Jika berbuat salah, mengakui dan mau memperbaiki
(inshaf)
Kadangkala kita temui ada seorang
guru yang merasa dirinya paling pandai dan paling benar. Dia tidak mau menerima
kritikan dan saran dari orang lain. Ada juga yang sudah berpuluh-puluh tahun menjadi
guru sehingga dia merasa dirinya paling berpengalaman. Ketika ada yang memberi
saran kepada dia akan suatu hal, dia malah berkata, “aku ini sudah jadi guru 30
tahun, kamu anak kemarin sore gak usah banyak omong”. Apakah sikap seperti itu
selayaknya ada pada diri seorang guru?
Imam
Ibnu ‘Abdil Barr, semoga Alloh merahmatinya, berkata, “Diantara berkah dan adab
ilmu adalah inshaf.”
Diantara
contoh inshaf adalah: ada seorang wanita yang membantah pernyataan ‘Umar ibnu
al-Khotthob dan mengingatkan beliau mana yang benar, padahal ketika itu beliau
sedang berkhutbah di hadapan khalayak ramai.
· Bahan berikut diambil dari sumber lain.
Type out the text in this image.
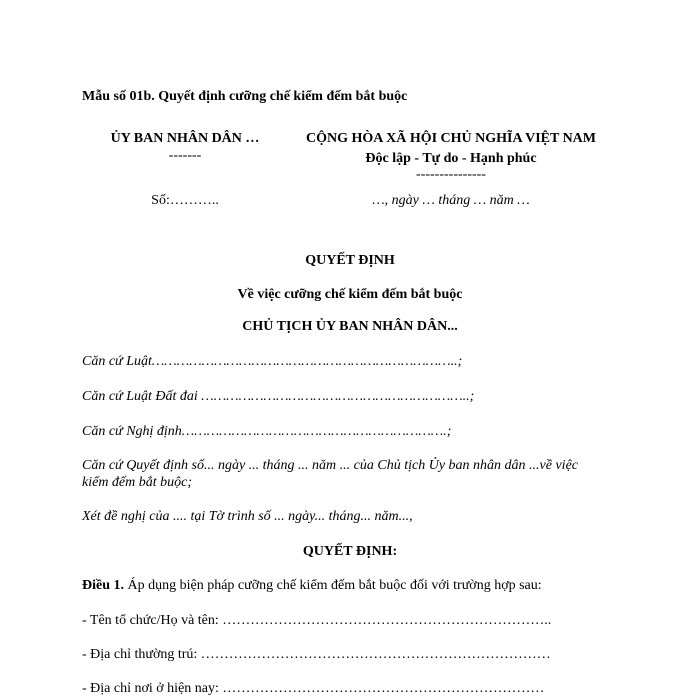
Mẫu số 01b. Quyết định cưỡng chế kiểm đếm bắt buộc
ỦY BAN NHÂN DÂN …
-------
CỘNG HÒA XÃ HỘI CHỦ NGHĨA VIỆT NAM
Độc lập - Tự do - Hạnh phúc
---------------
Số:………..	…, ngày … tháng … năm …
QUYẾT ĐỊNH
Về việc cưỡng chế kiểm đếm bắt buộc
CHỦ TỊCH ỦY BAN NHÂN DÂN...
Căn cứ Luật………………………………………………………………..;
Căn cứ Luật Đất đai ………………………………………………………..;
Căn cứ Nghị định……………………………………………………….;
Căn cứ Quyết định số... ngày ... tháng ... năm ... của Chủ tịch Ủy ban nhân dân ...về việc
kiểm đếm bắt buộc;
Xét đề nghị của .... tại Tờ trình số ... ngày... tháng... năm...,
QUYẾT ĐỊNH:
Điều 1. Áp dụng biện pháp cưỡng chế kiểm đếm bắt buộc đối với trường hợp sau:
- Tên tổ chức/Họ và tên: ……………………………………………………………..
- Địa chỉ thường trú: …………………………………………………………………
- Địa chỉ nơi ở hiện nay: ……………………………………………………………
Apakah beliau menyangkal? Justru
beliau berkata, “Wanita itu benar, dan laki-laki ini keliru.”
Pada
kesempatan yang lain, ada seorang laki-laki yang bertanya kepada ‘Ali, dan
beliau menjawabnya. Kemudian, ada orang lain yang berkata, “Bukan begitu, wahai
Amirul Mu’minin. Tetapi, begini dan begitu.” Maka, beliau berkomentar, “Kamu
benar, dan aku keliru. Dan diatas setiap yang berilmu itu adalah yang lebih
pandai (darinya).” – dikutip dari al-Ihya’.
4.
Tawadlu dan tidak sombong, tidak menolak kebenaran
dari orang lain, walaupun lebih muda usianya.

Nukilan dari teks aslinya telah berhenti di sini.